Por qué regalar libros
Por Pía Barros

Tiempo de regalos

Me gusta regalar, pertenezco a esa clase de personas que comienzan navidad en junio y acumulan paquetes de diferentes tipos escondidos en lugares secretos, porque fueron comprados para personas específicas, para carencias definidas. (Demás está decir que la navidad me sorprende con paquetes perdidos para siempre en el reino del “por ahí”).
Durante unos años, fui la tía que regaló sólo libros, incluso a sobrinos que odiaban la lectura. Después, dejé que el consumismo facilista del “todo a mil” resolviera por docenas el problema de los regalos de sobrinos remotos y mi bolsillo en estado de precariedad permanente.

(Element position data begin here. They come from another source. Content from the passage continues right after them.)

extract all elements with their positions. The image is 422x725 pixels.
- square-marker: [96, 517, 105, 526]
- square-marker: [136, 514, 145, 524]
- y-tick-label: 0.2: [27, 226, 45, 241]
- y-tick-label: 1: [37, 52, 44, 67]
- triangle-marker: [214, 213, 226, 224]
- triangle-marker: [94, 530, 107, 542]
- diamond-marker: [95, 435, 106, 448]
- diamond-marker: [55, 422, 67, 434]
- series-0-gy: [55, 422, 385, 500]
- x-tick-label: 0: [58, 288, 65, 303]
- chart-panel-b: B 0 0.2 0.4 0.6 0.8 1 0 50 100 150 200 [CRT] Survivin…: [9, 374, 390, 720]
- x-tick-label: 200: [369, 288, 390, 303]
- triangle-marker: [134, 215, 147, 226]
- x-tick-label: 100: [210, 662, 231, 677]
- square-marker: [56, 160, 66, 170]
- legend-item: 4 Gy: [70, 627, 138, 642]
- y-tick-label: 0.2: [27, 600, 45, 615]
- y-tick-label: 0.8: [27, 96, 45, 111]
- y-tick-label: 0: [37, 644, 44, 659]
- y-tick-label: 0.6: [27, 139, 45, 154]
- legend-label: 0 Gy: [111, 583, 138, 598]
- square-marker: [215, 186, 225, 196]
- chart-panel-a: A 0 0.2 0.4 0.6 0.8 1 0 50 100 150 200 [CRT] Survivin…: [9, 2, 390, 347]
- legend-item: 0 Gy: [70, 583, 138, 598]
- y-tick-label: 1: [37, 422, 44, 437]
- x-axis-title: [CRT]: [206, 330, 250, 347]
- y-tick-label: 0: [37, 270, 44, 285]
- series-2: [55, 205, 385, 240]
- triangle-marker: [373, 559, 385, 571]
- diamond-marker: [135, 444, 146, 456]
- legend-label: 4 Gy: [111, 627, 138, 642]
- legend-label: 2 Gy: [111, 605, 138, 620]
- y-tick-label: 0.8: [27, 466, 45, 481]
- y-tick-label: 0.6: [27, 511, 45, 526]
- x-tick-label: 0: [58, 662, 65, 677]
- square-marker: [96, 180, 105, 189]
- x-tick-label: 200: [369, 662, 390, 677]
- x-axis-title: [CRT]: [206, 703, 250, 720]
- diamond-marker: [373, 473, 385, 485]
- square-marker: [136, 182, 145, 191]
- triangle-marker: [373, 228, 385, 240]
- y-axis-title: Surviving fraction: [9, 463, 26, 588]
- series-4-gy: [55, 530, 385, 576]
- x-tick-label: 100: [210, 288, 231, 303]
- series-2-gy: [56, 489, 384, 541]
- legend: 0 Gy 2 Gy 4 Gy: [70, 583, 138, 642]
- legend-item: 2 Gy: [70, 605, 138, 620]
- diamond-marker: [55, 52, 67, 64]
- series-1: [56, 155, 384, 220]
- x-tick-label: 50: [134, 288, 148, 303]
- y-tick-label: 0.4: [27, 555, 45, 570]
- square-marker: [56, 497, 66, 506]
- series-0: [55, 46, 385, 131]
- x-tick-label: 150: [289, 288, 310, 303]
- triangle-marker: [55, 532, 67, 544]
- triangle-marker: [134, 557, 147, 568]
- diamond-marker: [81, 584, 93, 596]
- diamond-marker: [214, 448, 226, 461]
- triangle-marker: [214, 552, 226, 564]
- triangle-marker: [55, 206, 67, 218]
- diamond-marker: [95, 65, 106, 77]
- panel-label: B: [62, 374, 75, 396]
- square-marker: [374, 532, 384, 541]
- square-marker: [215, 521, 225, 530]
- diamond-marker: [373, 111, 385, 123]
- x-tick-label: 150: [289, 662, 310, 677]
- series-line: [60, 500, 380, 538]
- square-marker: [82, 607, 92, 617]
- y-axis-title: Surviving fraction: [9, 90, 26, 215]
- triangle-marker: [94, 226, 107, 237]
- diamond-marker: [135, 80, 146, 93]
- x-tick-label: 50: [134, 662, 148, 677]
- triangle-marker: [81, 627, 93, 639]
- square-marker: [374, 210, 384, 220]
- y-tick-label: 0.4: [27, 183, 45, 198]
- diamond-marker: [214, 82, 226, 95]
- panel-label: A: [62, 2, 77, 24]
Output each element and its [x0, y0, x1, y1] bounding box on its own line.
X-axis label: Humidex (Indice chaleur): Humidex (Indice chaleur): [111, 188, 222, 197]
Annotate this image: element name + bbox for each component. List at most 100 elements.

Años después, el Chino, un sobrino supuestamente alejado de la lectura, me preguntó por qué ya no le regalaba libros. También me contó que eran los únicos libros que leía y que el verano lo pasaba con esas palabras.
Recordé de improviso al tío Jorge Camus y su rostro regordete se vino a la memoria de los lugares queridos. Llegó al campo siendo un adolescente, premunido de su diabetes y su risa. Fue el único que descubrió que esa niña moquenta y arisca, en estado semi salvaje, sabía leer. Me regaló el primer libro de mi propiedad absoluta: tapas amarillas, colección Robin Hood, que encerraba una historia de piratas, “Barracuda” y que a su vez me planteó la primera interrogante acerca de las palabras ¿cómo sería una risa “argentina”? ¿Algo así como juajuáché?
Desde entonces, quienes me regalaron libros buenos jamás fueron olvidados. Cada título vino de la mano de un rostro que se quedó habitándome por siempre. La Coné Reyes me regaló No hay Lugar, un libro que me introdujo en la poesía chilena de la mano de Armando Uribe. Por allá por los setenta, en Algarrobo durante un verano, la tía Blanca Linn me regaló un libro de su hermano, que diez años después sería una visita constante en nuestra vida de escritores.

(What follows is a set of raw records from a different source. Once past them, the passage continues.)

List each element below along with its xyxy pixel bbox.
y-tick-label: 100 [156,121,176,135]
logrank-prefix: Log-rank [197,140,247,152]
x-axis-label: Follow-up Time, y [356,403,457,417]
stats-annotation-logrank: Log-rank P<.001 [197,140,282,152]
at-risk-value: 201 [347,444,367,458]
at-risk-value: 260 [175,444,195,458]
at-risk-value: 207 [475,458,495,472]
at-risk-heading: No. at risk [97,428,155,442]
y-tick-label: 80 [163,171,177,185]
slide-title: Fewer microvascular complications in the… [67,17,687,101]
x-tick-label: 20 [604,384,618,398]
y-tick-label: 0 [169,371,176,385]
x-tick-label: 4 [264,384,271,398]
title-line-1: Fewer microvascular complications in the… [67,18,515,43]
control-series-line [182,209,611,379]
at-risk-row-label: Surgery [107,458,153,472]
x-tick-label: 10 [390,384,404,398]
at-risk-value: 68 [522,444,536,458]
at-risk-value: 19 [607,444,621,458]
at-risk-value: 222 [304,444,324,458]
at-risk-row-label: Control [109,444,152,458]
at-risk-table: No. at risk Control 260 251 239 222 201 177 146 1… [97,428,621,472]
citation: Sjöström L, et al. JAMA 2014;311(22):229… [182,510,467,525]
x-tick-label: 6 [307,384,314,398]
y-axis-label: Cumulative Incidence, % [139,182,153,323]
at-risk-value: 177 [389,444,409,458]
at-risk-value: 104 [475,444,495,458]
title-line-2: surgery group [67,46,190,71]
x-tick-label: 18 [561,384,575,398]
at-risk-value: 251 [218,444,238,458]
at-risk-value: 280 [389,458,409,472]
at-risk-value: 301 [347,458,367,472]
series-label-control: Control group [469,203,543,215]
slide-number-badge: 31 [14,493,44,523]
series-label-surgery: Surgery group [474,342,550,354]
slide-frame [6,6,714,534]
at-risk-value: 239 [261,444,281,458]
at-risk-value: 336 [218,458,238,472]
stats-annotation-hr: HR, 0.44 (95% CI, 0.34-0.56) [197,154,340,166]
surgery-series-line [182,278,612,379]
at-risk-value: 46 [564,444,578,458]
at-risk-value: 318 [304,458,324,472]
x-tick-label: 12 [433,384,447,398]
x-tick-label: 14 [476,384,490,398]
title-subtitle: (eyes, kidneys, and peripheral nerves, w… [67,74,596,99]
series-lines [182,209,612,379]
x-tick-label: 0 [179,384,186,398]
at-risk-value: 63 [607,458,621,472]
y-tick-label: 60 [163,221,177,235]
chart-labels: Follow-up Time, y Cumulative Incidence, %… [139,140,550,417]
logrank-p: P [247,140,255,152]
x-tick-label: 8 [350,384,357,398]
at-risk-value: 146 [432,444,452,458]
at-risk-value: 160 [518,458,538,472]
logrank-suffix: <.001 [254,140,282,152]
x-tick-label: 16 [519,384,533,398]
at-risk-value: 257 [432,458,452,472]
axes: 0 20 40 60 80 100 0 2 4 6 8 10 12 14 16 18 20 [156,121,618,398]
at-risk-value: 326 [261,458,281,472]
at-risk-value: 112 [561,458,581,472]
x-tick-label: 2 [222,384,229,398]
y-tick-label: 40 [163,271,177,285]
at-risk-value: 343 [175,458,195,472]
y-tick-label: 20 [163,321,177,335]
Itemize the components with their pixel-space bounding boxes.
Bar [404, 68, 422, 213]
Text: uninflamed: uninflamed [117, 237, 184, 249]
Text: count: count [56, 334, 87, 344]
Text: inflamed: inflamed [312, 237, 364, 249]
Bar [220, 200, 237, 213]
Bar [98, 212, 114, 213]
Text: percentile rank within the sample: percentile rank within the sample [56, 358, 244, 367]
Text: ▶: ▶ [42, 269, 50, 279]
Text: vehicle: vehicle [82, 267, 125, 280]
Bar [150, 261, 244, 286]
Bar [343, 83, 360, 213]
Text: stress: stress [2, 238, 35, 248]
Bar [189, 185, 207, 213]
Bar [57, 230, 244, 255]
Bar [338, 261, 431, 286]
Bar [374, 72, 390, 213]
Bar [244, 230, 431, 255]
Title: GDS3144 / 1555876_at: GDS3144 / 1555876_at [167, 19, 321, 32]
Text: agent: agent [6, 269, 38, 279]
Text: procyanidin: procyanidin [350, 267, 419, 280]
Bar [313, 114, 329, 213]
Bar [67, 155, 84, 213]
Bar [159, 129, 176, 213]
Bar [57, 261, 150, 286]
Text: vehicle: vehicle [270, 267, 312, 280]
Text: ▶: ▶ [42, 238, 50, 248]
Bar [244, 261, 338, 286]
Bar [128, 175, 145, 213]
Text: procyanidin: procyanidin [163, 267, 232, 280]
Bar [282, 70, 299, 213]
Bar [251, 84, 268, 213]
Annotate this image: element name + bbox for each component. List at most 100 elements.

Hubo un tiempo en que sólo teníamos lo que podíamos cargar con nosotros, y ahora, pensando en ese tiempo, descubro que llevé muchas personas-personajes, castillos de poesía, cerros de filosofía y palabras, muchas palabras, tantas, que permitieron conjurar la precariedad. Ahora descubro lo rica que fui entonces, cuando no tenía nada en las manos y tanto en la memoria.
Algunos rezan antes de dormir, yo también, pero en el mismo tono, mis constantes insomnios son combatidos con el ejercicio constante de recrear in mente poemas aprendidos de memoria “y el caracol, pacífico burgués de la vereda, aturdido e inquieto el paisaje contempla” u otros versos que me llevan por el camino de la reconstrucción de las palabras que lo armaban, hasta llegar al instante en que lo aprendí, de qué rostro estaba enamorada entonces, como era lo que me rodeaba… Los insomnios se embellecen y me devuelven otra cuando amanece.
Regalar libros es regalar vidas que no tendremos, lugares, historias. Si regalamos libros, tal vez logremos vivir en la memoria de otros. Y es la única vida que vale la pena.